Failover groups overview & best practices (Azure SQL Database)

Applies to: Azure SQL Database

The failover groups feature allows you to manage the replication and failover of some or all databases on a logical server to a logical server in another region. This article provides an overview of the failover group feature with best practices and recommendations for using it with Azure SQL Database.

To get started using the feature, review Configure failover group.

Note

This article covers failover groups for Azure SQL Database. For Azure SQL Managed Instance, see Failover groups in Azure SQL Managed Instance.

To learn more about Azure SQL Database disaster recovery, watch this video:

Overview

The failover groups feature allows you to manage the replication and failover of databases to another Azure region. You can choose all, or a subset of, user databases in a logical server to be replicated to another logical server. It's a declarative abstraction on top of the active geo-replication feature, designed to simplify deployment and management of geo-replicated databases at scale.
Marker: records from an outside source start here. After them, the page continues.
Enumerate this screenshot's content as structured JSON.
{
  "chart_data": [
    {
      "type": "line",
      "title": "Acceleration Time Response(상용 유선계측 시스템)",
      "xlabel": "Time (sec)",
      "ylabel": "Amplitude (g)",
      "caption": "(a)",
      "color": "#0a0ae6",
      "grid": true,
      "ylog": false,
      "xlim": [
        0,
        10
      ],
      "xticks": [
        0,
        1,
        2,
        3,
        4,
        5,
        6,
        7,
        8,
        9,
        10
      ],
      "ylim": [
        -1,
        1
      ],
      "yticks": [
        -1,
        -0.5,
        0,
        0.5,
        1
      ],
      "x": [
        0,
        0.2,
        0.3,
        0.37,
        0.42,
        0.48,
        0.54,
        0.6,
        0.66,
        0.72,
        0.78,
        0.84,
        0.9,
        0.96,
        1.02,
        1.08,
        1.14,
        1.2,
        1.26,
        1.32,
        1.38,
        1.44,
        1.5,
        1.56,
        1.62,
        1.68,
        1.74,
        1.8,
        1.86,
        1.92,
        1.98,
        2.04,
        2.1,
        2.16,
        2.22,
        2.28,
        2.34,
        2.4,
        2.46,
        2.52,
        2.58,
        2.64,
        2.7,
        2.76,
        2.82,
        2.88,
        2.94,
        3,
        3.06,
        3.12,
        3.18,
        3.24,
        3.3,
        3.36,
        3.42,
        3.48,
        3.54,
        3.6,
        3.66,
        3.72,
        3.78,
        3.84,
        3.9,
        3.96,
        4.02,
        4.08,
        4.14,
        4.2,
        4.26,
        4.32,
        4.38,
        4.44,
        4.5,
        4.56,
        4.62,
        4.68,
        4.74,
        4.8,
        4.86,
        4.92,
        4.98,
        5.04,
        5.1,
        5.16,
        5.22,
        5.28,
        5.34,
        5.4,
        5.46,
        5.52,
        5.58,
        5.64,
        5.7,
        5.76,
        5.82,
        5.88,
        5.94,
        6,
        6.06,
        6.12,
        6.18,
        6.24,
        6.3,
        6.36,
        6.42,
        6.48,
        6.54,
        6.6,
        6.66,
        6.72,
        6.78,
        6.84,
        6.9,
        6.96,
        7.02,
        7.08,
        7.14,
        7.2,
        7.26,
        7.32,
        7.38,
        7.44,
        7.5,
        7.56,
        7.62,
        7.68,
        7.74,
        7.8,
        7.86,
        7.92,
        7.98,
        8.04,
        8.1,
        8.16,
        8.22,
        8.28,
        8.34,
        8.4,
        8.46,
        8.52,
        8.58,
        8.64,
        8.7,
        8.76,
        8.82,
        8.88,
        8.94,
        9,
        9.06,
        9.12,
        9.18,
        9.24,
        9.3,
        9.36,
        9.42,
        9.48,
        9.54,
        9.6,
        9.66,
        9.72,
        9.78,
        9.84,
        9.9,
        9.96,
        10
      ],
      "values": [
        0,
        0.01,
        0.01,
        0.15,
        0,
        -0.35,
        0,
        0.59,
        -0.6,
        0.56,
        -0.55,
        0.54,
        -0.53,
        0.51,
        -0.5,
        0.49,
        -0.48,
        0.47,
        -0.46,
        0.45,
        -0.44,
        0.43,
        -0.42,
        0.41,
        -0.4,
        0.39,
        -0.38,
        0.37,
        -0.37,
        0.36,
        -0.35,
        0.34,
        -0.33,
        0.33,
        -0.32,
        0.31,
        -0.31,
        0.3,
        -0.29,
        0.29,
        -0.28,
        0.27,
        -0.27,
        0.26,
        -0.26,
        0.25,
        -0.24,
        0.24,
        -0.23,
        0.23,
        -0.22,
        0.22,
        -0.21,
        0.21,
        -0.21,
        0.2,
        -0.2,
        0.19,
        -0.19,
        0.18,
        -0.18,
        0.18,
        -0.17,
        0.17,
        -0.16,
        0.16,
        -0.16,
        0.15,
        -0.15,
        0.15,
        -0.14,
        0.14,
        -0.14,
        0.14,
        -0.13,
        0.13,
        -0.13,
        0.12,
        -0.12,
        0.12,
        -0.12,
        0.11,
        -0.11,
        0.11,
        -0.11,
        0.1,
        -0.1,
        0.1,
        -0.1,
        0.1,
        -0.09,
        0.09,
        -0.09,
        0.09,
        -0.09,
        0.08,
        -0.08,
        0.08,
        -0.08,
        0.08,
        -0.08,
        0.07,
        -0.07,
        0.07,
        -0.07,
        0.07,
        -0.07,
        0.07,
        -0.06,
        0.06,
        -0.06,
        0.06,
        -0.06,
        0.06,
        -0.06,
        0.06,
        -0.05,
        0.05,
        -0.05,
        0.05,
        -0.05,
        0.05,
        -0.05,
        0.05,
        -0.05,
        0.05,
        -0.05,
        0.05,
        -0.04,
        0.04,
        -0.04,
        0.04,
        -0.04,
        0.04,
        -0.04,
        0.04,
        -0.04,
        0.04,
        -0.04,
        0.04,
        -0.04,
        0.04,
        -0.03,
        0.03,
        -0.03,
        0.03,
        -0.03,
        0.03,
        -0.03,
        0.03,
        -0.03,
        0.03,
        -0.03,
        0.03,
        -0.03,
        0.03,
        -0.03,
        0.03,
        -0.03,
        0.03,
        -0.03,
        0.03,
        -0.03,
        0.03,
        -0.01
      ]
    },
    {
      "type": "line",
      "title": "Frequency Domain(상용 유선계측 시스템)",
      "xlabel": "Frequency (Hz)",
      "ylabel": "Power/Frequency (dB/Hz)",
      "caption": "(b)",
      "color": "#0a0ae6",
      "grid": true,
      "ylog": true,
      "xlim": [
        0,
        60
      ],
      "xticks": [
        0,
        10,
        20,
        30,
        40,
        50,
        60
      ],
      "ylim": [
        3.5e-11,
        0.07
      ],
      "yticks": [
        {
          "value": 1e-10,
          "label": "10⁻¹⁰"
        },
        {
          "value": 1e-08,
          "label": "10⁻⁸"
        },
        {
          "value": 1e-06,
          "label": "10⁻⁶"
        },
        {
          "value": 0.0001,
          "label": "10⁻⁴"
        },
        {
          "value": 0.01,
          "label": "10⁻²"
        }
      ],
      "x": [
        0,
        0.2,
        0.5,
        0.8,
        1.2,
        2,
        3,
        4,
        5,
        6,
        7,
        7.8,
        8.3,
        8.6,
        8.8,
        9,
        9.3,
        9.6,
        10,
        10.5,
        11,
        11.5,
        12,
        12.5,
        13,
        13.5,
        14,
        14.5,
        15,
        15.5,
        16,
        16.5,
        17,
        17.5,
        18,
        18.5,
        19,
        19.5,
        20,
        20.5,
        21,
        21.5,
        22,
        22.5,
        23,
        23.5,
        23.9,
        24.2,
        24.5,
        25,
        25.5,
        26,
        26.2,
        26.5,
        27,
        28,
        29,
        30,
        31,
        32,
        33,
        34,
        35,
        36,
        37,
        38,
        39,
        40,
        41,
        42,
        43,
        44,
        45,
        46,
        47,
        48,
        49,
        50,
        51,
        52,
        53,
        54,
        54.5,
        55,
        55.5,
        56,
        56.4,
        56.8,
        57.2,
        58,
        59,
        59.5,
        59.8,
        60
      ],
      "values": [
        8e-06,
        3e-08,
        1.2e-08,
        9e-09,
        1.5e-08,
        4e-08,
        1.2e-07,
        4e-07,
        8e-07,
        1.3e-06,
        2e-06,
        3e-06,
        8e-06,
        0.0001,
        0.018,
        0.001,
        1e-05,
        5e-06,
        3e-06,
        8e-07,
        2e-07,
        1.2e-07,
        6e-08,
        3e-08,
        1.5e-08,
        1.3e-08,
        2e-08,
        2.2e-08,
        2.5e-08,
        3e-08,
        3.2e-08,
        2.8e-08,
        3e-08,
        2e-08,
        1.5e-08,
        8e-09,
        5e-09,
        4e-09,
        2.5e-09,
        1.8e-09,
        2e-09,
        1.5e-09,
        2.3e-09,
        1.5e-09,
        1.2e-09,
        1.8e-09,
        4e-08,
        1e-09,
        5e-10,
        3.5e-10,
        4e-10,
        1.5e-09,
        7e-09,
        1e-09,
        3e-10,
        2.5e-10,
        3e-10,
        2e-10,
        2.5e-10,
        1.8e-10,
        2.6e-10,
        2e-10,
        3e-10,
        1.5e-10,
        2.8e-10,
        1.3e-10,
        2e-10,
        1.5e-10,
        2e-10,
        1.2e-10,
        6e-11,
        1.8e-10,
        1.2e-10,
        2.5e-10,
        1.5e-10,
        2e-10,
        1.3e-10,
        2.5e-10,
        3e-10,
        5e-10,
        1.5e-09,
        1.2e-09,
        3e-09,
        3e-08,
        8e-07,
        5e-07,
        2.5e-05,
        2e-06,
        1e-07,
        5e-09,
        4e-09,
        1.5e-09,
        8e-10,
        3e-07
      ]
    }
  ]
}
For geo-failover RPO and RTO, see overview of business continuity.

Endpoint redirection

Failover groups provide read-write and read-only listener end-points that remain unchanged during geo-failovers. You don't have to change the connection string for your application after a geo-failover, because connections are automatically routed to the current primary. A geo-failover switches all secondary databases in the group to the primary role. After geo-failover completes, the DNS record is automatically updated to redirect the endpoints to the new region.

Offload read-only workloads

To reduce traffic to your primary databases, you can also use the secondary databases in a failover group to offload read-only workloads. Use the read-only listener to direct read-only traffic to a readable secondary database.

Recovering an application

To achieve full business continuity, adding regional database redundancy is only part of the solution. Recovering an application (service) end-to-end after a catastrophic failure requires recovery of all components that constitute the service and any dependent services. Examples of these components include the client software (for example, a browser with a custom JavaScript), web front ends, storage, and DNS. It's critical that all components are resilient to the same failures and become available within the recovery time objective (RTO) of your application. Therefore, you need to identify all dependent services and understand the guarantees and capabilities they provide. Then, you must take adequate steps to ensure that your service functions during the failover of the services on which it depends.

Failover policy

Failover groups support two failover policies:

  • Customer managed (recommended) - Customers can perform a failover of a group when they notice an unexpected outage impacting one or more databases in the failover group. When using command line tools such as PowerShell, the Azure CLI, or the Rest API, the failover policy value for customer managed is manual.
  • Microsoft managed - In the event of a widespread outage that impacts a primary region, Microsoft initiates failover of all impacted failover groups that have their failover policy configured to be Microsoft-managed. Microsoft managed failover won't be initiated for individual failover groups or a subset of failover groups in a region. When using command line tools such as PowerShell, the Azure CLI, or the Rest API, the failover policy value for Microsoft-managed is automatic.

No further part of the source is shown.